Floating loans to movie producers and rock stars may not be the banking industry's cure-all. But for a pair of banks, the entertainment business has provided a well-timed safe harbor.

City National Corp. has continued to expand its growing entertainment lending group outside of its Los Angeles base, hiring bankers in New York and Nashville, Tenn.

Avenue Financial Holdings Inc., based in Nashville, has built its $370 million loan portfolio largely around entertainment since the company was formed in 2007.

Entertainment lending helped both companies offset exposure to businesses that were hit hard during the recession such as mortgages and commercial real estate. (About a quarter of the loans at each bank involves entertainment.)

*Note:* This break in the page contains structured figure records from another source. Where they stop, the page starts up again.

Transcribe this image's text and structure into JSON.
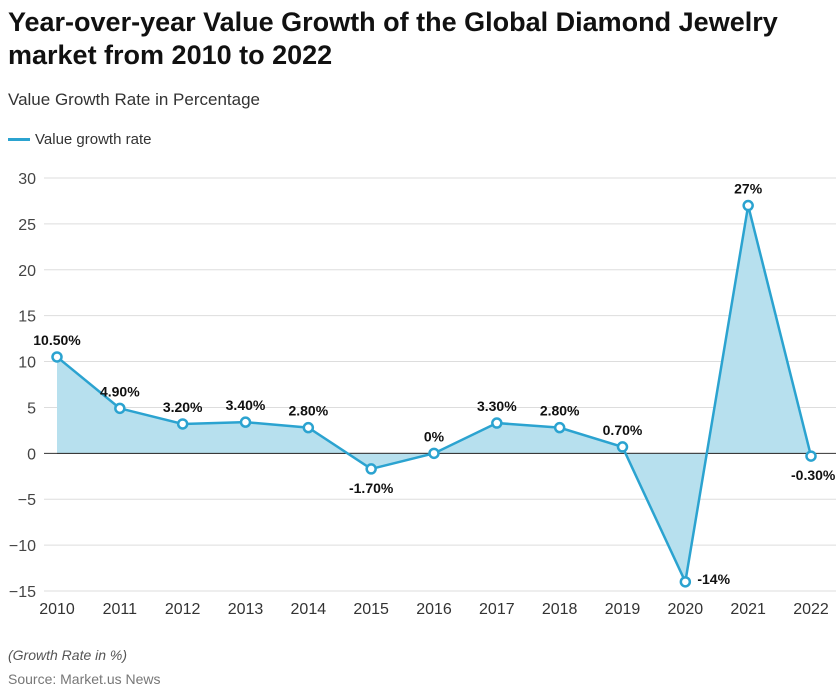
{
  "chart_data": {
    "type": "line",
    "title": "Year-over-year Value Growth of the Global Diamond Jewelry market from 2010 to 2022",
    "subtitle": "Value Growth Rate in Percentage",
    "legend": {
      "entries": [
        "Value growth rate"
      ],
      "placement": "top-left"
    },
    "categories": [
      "2010",
      "2011",
      "2012",
      "2013",
      "2014",
      "2015",
      "2016",
      "2017",
      "2018",
      "2019",
      "2020",
      "2021",
      "2022"
    ],
    "series": [
      {
        "name": "Value growth rate",
        "values": [
          10.5,
          4.9,
          3.2,
          3.4,
          2.8,
          -1.7,
          0,
          3.3,
          2.8,
          0.7,
          -14,
          27,
          -0.3
        ],
        "labels": [
          "10.50%",
          "4.90%",
          "3.20%",
          "3.40%",
          "2.80%",
          "-1.70%",
          "0%",
          "3.30%",
          "2.80%",
          "0.70%",
          "-14%",
          "27%",
          "-0.30%"
        ]
      }
    ],
    "ylim": [
      -15,
      30
    ],
    "yticks": [
      "30",
      "25",
      "20",
      "15",
      "10",
      "5",
      "0",
      "−5",
      "−10",
      "−15"
    ],
    "ytick_values": [
      30,
      25,
      20,
      15,
      10,
      5,
      0,
      -5,
      -10,
      -15
    ],
    "grid": true,
    "area_fill": true,
    "colors": {
      "line": "#2ba3d0",
      "fill": "#b7e0ee"
    },
    "note": "(Growth Rate in %)",
    "source": "Source: Market.us News"
  }
}
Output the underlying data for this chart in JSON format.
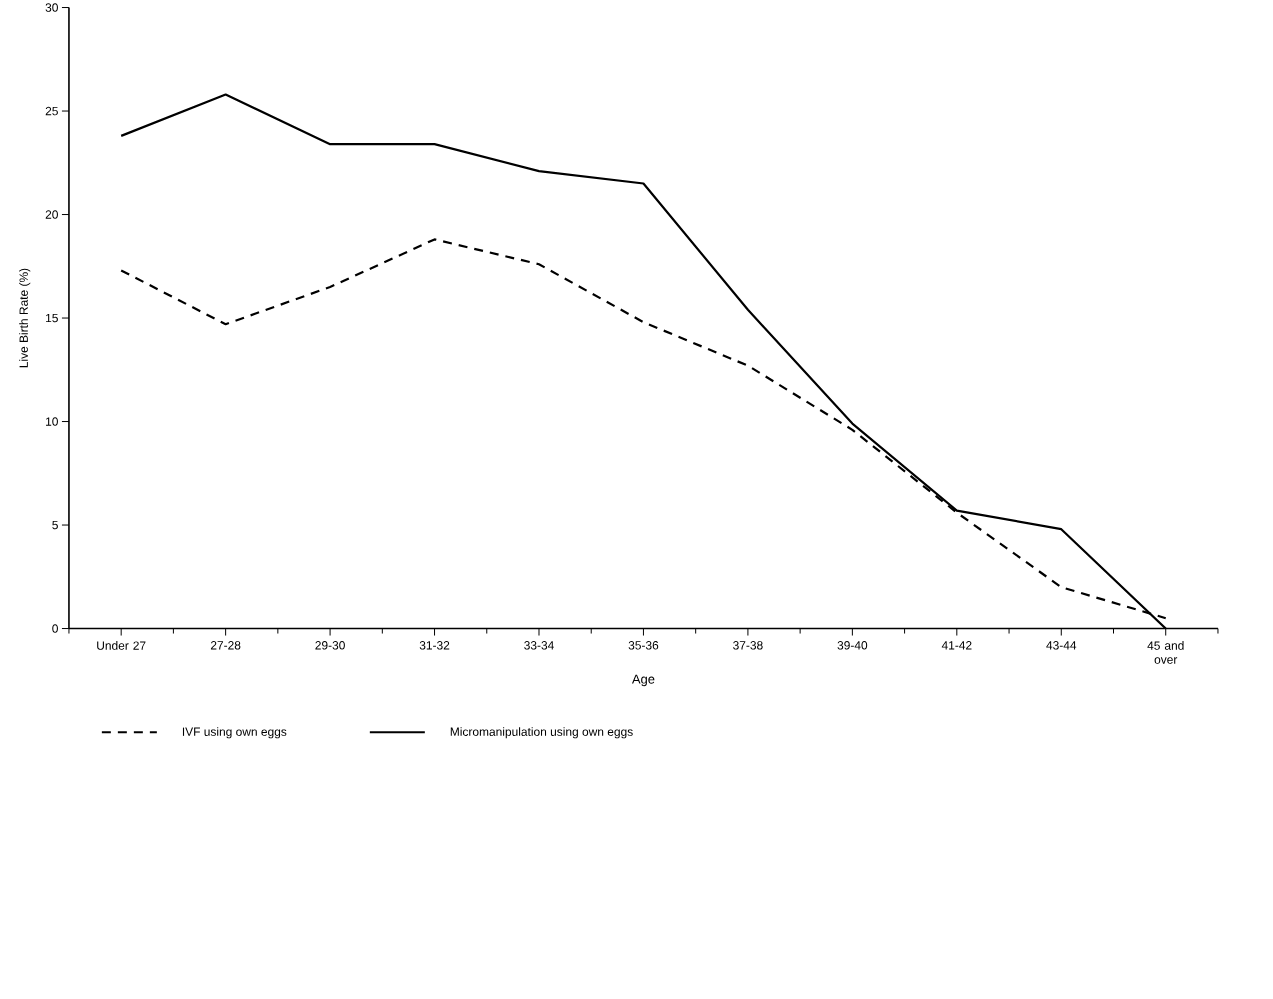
{
  "chart_data": {
    "type": "line",
    "xlabel": "Age",
    "ylabel": "Live Birth Rate (%)",
    "categories": [
      "Under 27",
      "27-28",
      "29-30",
      "31-32",
      "33-34",
      "35-36",
      "37-38",
      "39-40",
      "41-42",
      "43-44",
      "45 and over"
    ],
    "series": [
      {
        "name": "IVF using own eggs",
        "color": "#000000",
        "line_style": "dashed",
        "values": [
          17.3,
          14.7,
          16.5,
          18.8,
          17.6,
          14.8,
          12.7,
          9.6,
          5.6,
          2.0,
          0.5
        ]
      },
      {
        "name": "Micromanipulation using own eggs",
        "color": "#000000",
        "line_style": "solid",
        "values": [
          23.8,
          25.8,
          23.4,
          23.4,
          22.1,
          21.5,
          15.4,
          9.9,
          5.7,
          4.8,
          0
        ]
      }
    ],
    "ylim": [
      0,
      30
    ],
    "yticks": [
      0,
      5,
      10,
      15,
      20,
      25,
      30
    ],
    "legend": "bottom"
  }
}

To be sure, entertainment lending does have risks. The film industry is struggling with the rise of Internet-based distribution, while the music industry faces challenges from Internet downloads.

Ron Samuels, Avenue's chairman, president and chef executive, is optimistic. He says that the emergence of young musicians such as Justin Bieber and Taylor Swift — largely due to the Internet — is a good sign. "You can't ignore CD sales being down," but a new model is being defined, he says.

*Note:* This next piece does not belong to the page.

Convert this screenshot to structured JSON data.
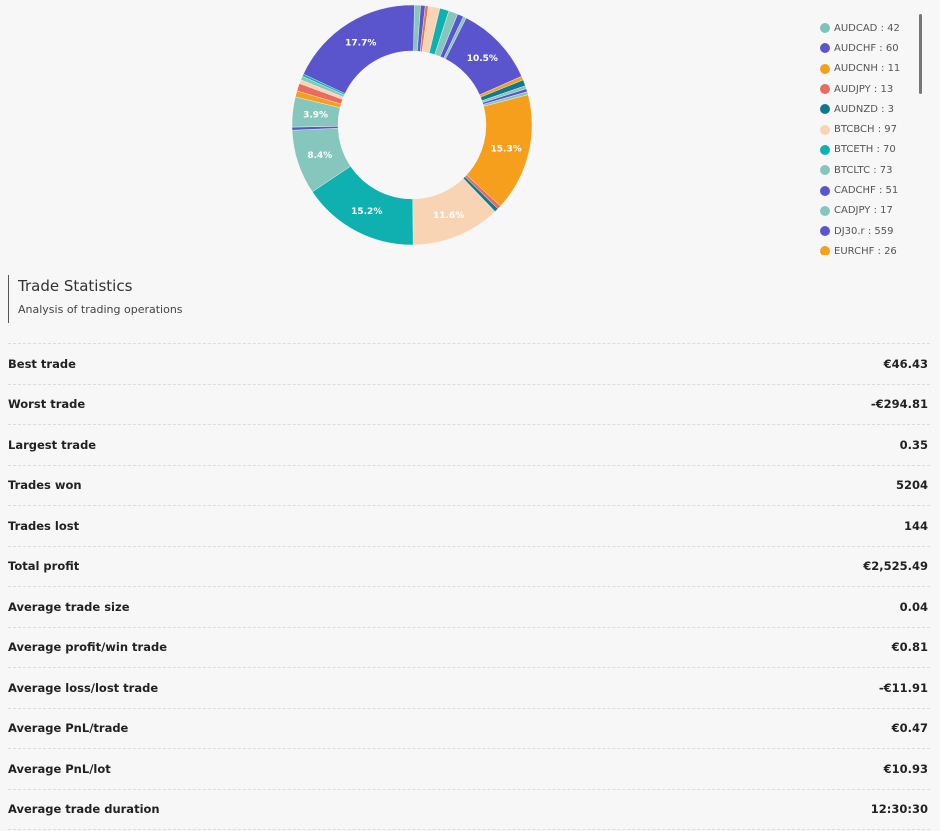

Debora Vrana, a spokeswoman for the $21.3 billion-asset City National, declined to comment.

Still, entertainment "has held up very well during the downturn," which has helped City National, says Aaron James Deer, an analyst at Sandler O'Neill & Partners LP. (Deer does not follow the $561 million-asset Avenue.)

It certainly helps both banks to have ties to show business.

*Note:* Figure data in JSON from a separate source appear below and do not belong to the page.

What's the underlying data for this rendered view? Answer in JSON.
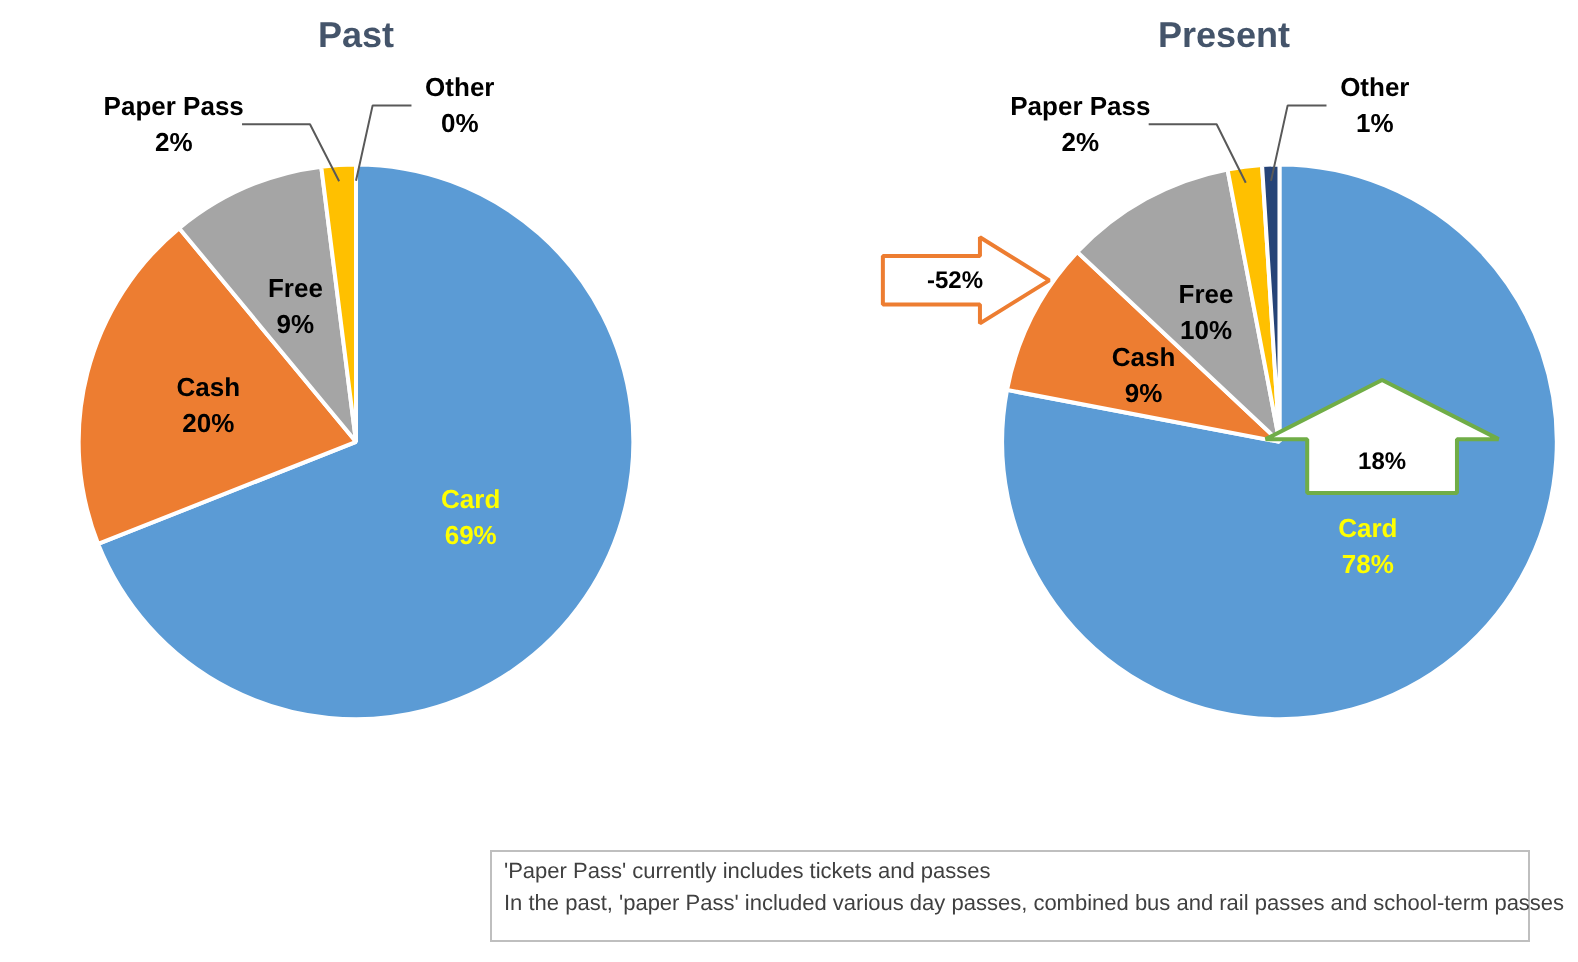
{
  "chart_data": [
    {
      "type": "pie",
      "title": "Past",
      "categories": [
        "Card",
        "Cash",
        "Free",
        "Paper Pass",
        "Other"
      ],
      "values": [
        69,
        20,
        9,
        2,
        0
      ],
      "value_labels": [
        "69%",
        "20%",
        "9%",
        "2%",
        "0%"
      ],
      "colors": [
        "#5b9bd5",
        "#ed7d31",
        "#a5a5a5",
        "#ffc000",
        "#264478"
      ]
    },
    {
      "type": "pie",
      "title": "Present",
      "categories": [
        "Card",
        "Cash",
        "Free",
        "Paper Pass",
        "Other"
      ],
      "values": [
        78,
        9,
        10,
        2,
        1
      ],
      "value_labels": [
        "78%",
        "9%",
        "10%",
        "2%",
        "1%"
      ],
      "colors": [
        "#5b9bd5",
        "#ed7d31",
        "#a5a5a5",
        "#ffc000",
        "#264478"
      ],
      "annotations": [
        "-52%",
        "18%"
      ]
    },
    {
      "type": "other",
      "annotations": [
        "'Paper Pass' currently includes tickets and passes",
        "In the past, 'paper Pass' included various  day passes, combined bus and rail passes and school-term passes"
      ]
    }
  ]
}
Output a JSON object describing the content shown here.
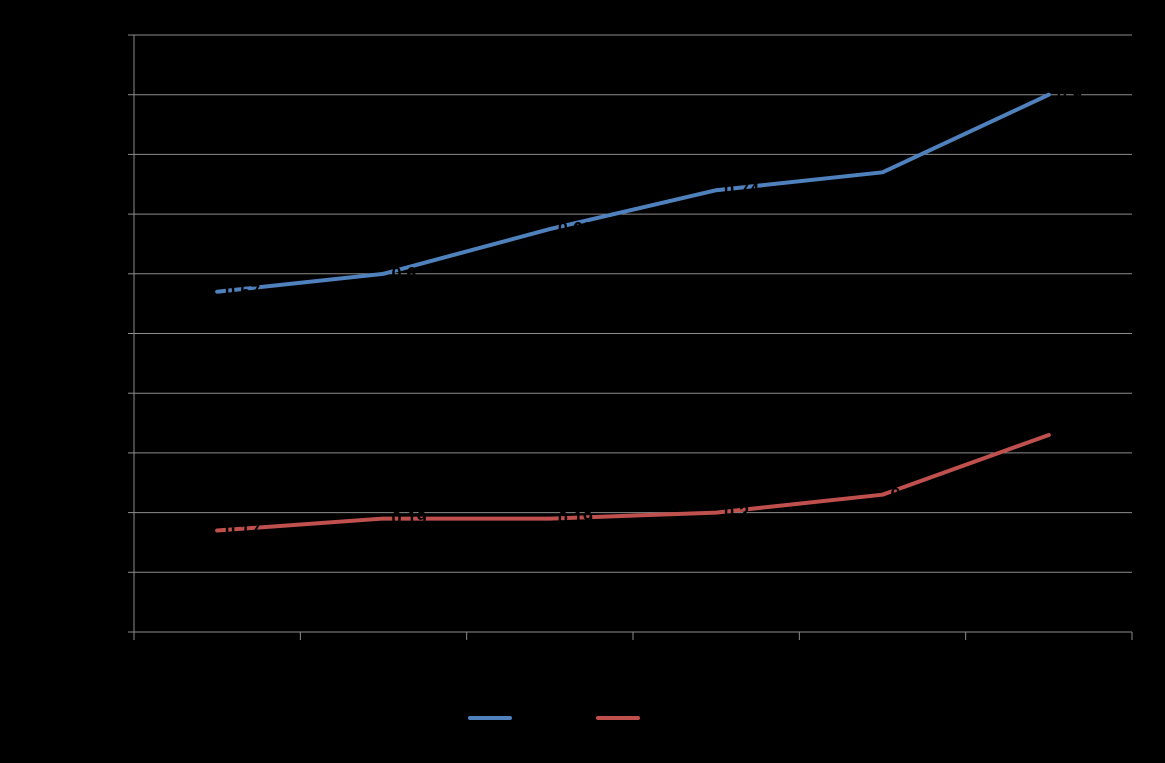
{
  "chart_data": {
    "type": "line",
    "title": "",
    "xlabel": "",
    "ylabel": "",
    "categories": [
      "",
      "",
      "",
      "",
      "",
      ""
    ],
    "ylim": [
      0,
      1
    ],
    "y_gridlines": 10,
    "grid": true,
    "legend_position": "bottom",
    "series": [
      {
        "name": "",
        "color": "#4f81bd",
        "values": [
          0.57,
          0.6,
          0.675,
          0.74,
          0.77,
          0.9
        ],
        "labels": [
          "0.57",
          "0.6",
          "0.68",
          "0.74",
          "",
          "0.9"
        ]
      },
      {
        "name": "",
        "color": "#c0504d",
        "values": [
          0.17,
          0.19,
          0.19,
          0.2,
          0.23,
          0.33
        ],
        "labels": [
          "0.17",
          "0.19",
          "0.19",
          "0.2",
          "0.23",
          ""
        ]
      }
    ]
  }
}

Russell Goldsmith, City National's president and chief executive, is a former chairman of Republic Pictures, and Bruce Rosenblum, the president of Warner Bros. Television, is on the board.

Avenue lists Kix Brooks, formerly of the country-music duo Brooks & Dunn, as a founder and Joe Galante, a former Sony Music Nashville chairman, once was a director.

The companies also remain healthy by widely accepted metrics. City National Bank had a nonperforming assets ratio of 3.44% at March 31, and a total risk-based capital ratio of 15.91%, according to data from the Federal Deposit Insurance Corp. Avenue Bank's nonperforming assets ratio was 1.68% at March 31, and its total risk-based capital ratio was 12.26%.

City National and Avenue typically fight against bigger rivals for entertainment clients. They include Wells Fargo & Co.'s Wells Fargo Private Bank and Republic Bank, which regained its indepedence last year after years of ownership by Merrill Lynch & Co. and Bank of America Corp.

A key way to compete involves luring talent from the big banks. Earlier this month, City National hired bankers from Comerica Inc. and Wells Fargo to join its New York office. In June, it lured another Wells Fargo banker in Nashville.

From a banking perspective, the New York and Nashville markets are "big deposit generators," says Jeff Davis, an analyst at Guggenheim Securities LLC. "It's not just a niche for City National, it's a meaningful piece of their business," he says.

City National does not detail where it makes loans in the entertainment industry. Analysts say the business has three components: private banking for affluent clients, transactional loans for production and other entertainment projects, and daily operational loans to ancillary businesses.

The latter category, perhaps the least sexy, is believed by Deer to be the company's biggest business. It would include post-production houses, boutique animation studios and talent agencies. Blockbusters are not a focal point. "I don't think City National is doing a lot of financing of the new Harry Potter film," Deer says.

City National has reportedly been involved with more than 60 film projects since 1995, according to Internet Movie Database. Its projects include "The Kids are All Right," starring Annette Bening and Julianne Moore; and "Vicky Cristina Barcelona," a Woody Allen film starring Penelope Cruz and Scarlett Johansson.

The business has offset setbacks elsewhere. City National's $167 million purchase of Business Bank Corp. in 2007 put it in Las Vegas, Nev., right before the city's real estate market crashed.

City National's exposure to Las Vegas real estate, as a percentage of its total loan portfolio, is fairly minor, Deer says. City National said in its March annual report that it has "very few residential mortgage loans in Nevada."

Chip Roame of bank consultant Tiburon Strategic Advisors said entertainment became a larger piece of City National's pie because real estate and small business lending shrank. But entertainment has remained relatively healthy and City National has used it to buffet against losses, Roame said.

Entertainment remains City National's bread and butter. The entertainment industry, as a portion of City National's commercial loans and leases, grew from 21.5% to 22% from 2009 to 2010. It remains the company's largest industry for commercial loans and leases, with about $994 million in total loans and leases.